2. The hard work of “building scaffolding” is actually a project of “replenishing the brain and planting the soul”

To put it simply, the process of building an enterprise intelligent entity is to add four key supports to LLM:

Modules

Purpose

nature

Plan

Task decomposition and multi-step reasoning

Give a sense of purpose

Tool Use

External system linkage and action capabilities

Empower execution

Memory

Long-term knowledge and multi-turn context

Building cognitive continuity

Enterprise Knowledge Feeding

Structuring of private domain knowledge

Shaping the world model

What you see is "scaffolding", which essentially does one thing:

Make up for LLM's "context myopia" and "behavioral fragmentation" and build an enterprise intelligent entity that can continuously recognize and interact.

So, this is a project that seems like hard work but is actually subversive: translating LLM unstructured intelligence into enterprise-level structured intelligent entities.

3. The five-layer structure of enterprise intelligence: creating a "big model embedded in the enterprise"

We can understand a mature enterprise intelligent entity as a "customized large model activated by private domain knowledge and behavior."

The five-layer structure of Enterprise AI Agent is as follows:

  1. Information input layer: semanticize and knowledge all enterprise information (systems, processes, documents, data).

  2. Context fusion layer: Build the RAG system, knowledge graph and vector database as long memory support.


  3. Behavior execution layer: encapsulates business processes into callable tool chains (API, process automation, RPA, etc.).


  4. Intelligent activation layer: deploy multi-role agents based on LLM (customer service, sales, approval, etc.).


  5. Delivery service layer: actual delivery and embedding are completed through Bot, workflow, and business portal.
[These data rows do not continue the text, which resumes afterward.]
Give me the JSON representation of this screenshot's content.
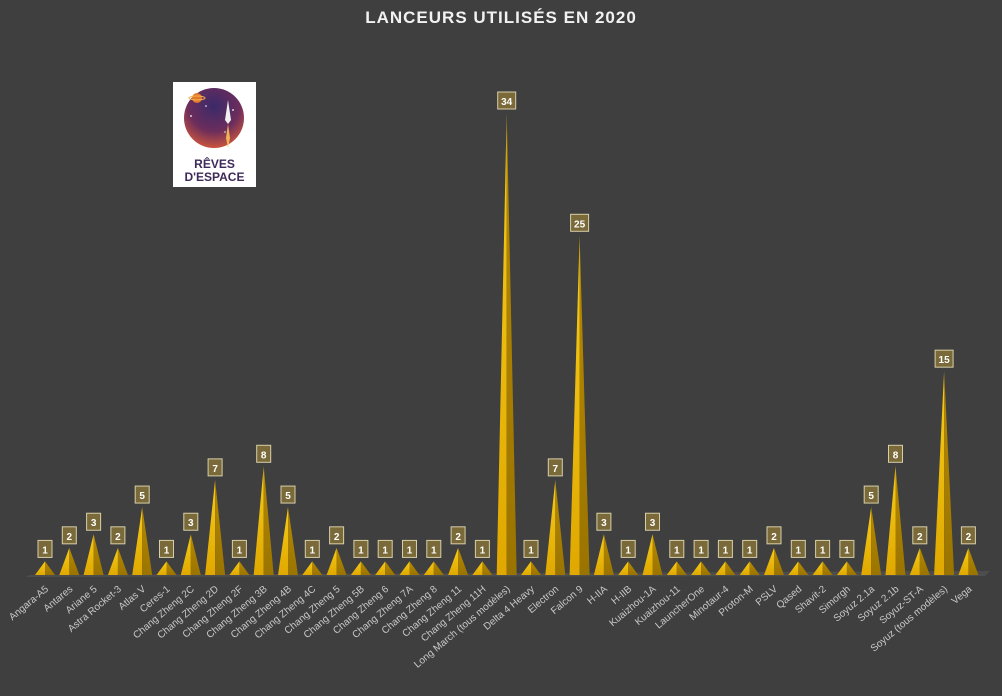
{
  "chart_data": {
    "type": "bar",
    "title": "LANCEURS UTILISÉS EN 2020",
    "categories": [
      "Angara-A5",
      "Antares",
      "Ariane 5",
      "Astra Rocket-3",
      "Atlas V",
      "Ceres-1",
      "Chang Zheng 2C",
      "Chang Zheng 2D",
      "Chang Zheng 2F",
      "Chang Zheng 3B",
      "Chang Zheng 4B",
      "Chang Zheng 4C",
      "Chang Zheng 5",
      "Chang Zheng 5B",
      "Chang Zheng 6",
      "Chang Zheng 7A",
      "Chang Zheng 8",
      "Chang Zheng 11",
      "Chang Zheng 11H",
      "Long March (tous modèles)",
      "Delta 4 Heavy",
      "Electron",
      "Falcon 9",
      "H-IIA",
      "H-IIB",
      "Kuaizhou-1A",
      "Kuaizhou-11",
      "LauncherOne",
      "Minotaur-4",
      "Proton-M",
      "PSLV",
      "Qased",
      "Shavit-2",
      "Simorgh",
      "Soyuz 2.1a",
      "Soyuz 2.1b",
      "Soyuz-ST-A",
      "Soyuz (tous modèles)",
      "Vega"
    ],
    "values": [
      1,
      2,
      3,
      2,
      5,
      1,
      3,
      7,
      1,
      8,
      5,
      1,
      2,
      1,
      1,
      1,
      1,
      2,
      1,
      34,
      1,
      7,
      25,
      3,
      1,
      3,
      1,
      1,
      1,
      1,
      2,
      1,
      1,
      1,
      5,
      8,
      2,
      15,
      2
    ],
    "ylim": [
      0,
      34
    ],
    "grid": false,
    "legend": "none",
    "bar_color": "#e6b800",
    "label_box_color": "#7a6a3a"
  },
  "logo": {
    "line1": "RÊVES",
    "line2": "D'ESPACE"
  }
}
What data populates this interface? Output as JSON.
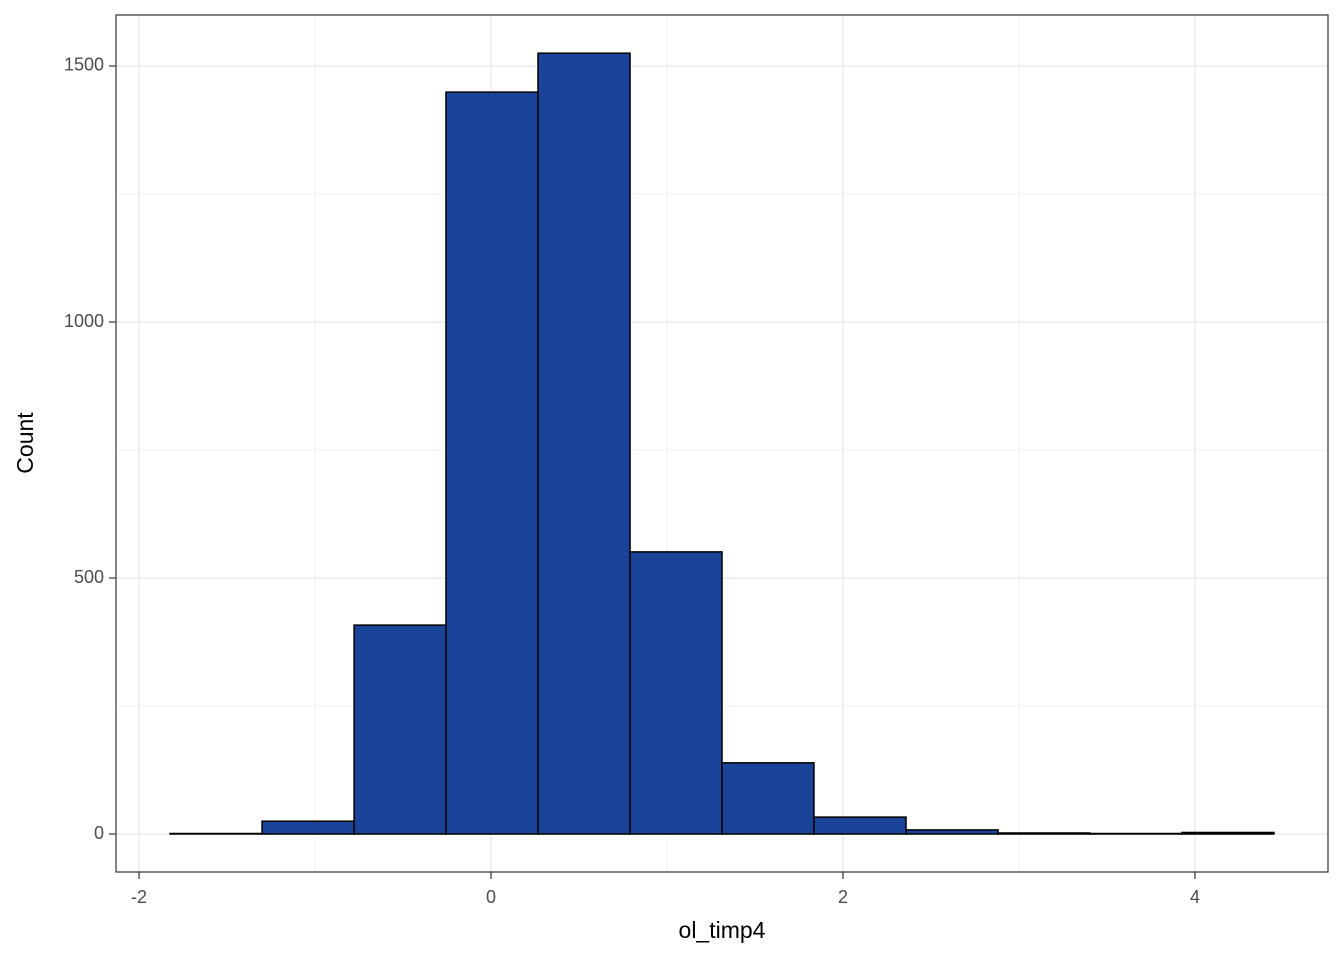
{
  "chart_data": {
    "type": "histogram",
    "x_label": "ol_timp4",
    "y_label": "Count",
    "bins": [
      -1.824,
      -1.301,
      -0.778,
      -0.256,
      0.267,
      0.79,
      1.3125,
      1.835,
      2.358,
      2.881,
      3.403,
      3.926,
      4.449
    ],
    "counts": [
      1,
      25,
      408,
      1449,
      1525,
      551,
      139,
      33,
      8,
      2,
      1,
      3
    ],
    "color": "#1a4499",
    "edge_color": "#000000",
    "xlim": [
      -2.131,
      4.756
    ],
    "ylim": [
      -74.2,
      1599.6
    ],
    "xticks": [
      -2,
      0,
      2,
      4
    ],
    "yticks": [
      0,
      500,
      1000,
      1500
    ],
    "x_minor_ticks": [
      -1,
      1,
      3
    ],
    "y_minor_ticks": [
      250,
      750,
      1250
    ],
    "grid": true
  }
}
Finally, a "cognitive engine within the enterprise" is formed:

A "digital agent" that can understand semantics, master processes, continuously learn, and act on behalf of the enterprise.

4. Paradigm Insight: Enterprises do not use AI, but become AI

End-game thinking: An enterprise feeds all information into a big model, which is a big o3-ultra.

This sentence may sound like a joke, but it is actually a profound cognitive leap. It points to an essential trend:

The ultimate form of enterprise digitalization is not a collection of process systems, but an embodied cognitive system, an enterprise agent entity that can self-generate, schedule and make decisions.

Just like the human brain center does not survive on a set of process charts, but on a continuously generated cognitive flow - the enterprise of the future will no longer be the sum of processes, but an activated large model intelligent entity.


V. Summary: From “Using Models to Serve Enterprises” to “Enterprises Becoming Intelligent Entities”

From deploying AI tools, to building enterprise agents, to enterprise ontology intelligence , this is a paradigm migration path:

  1. LLM as a cognitive engine


  2. Knowledge structuring and process behavior linkage


  3. Multi-role Agents form enterprise task flow


  4. The enterprise as a whole is mapped as a continuously running generative intelligent entity


This is not only a way to implement AI, but also the future evolution direction of the enterprise itself .

In the era of big models, every enterprise will have the opportunity to have its own "enterprise GPT". And ultimately - the enterprise itself is the GPT.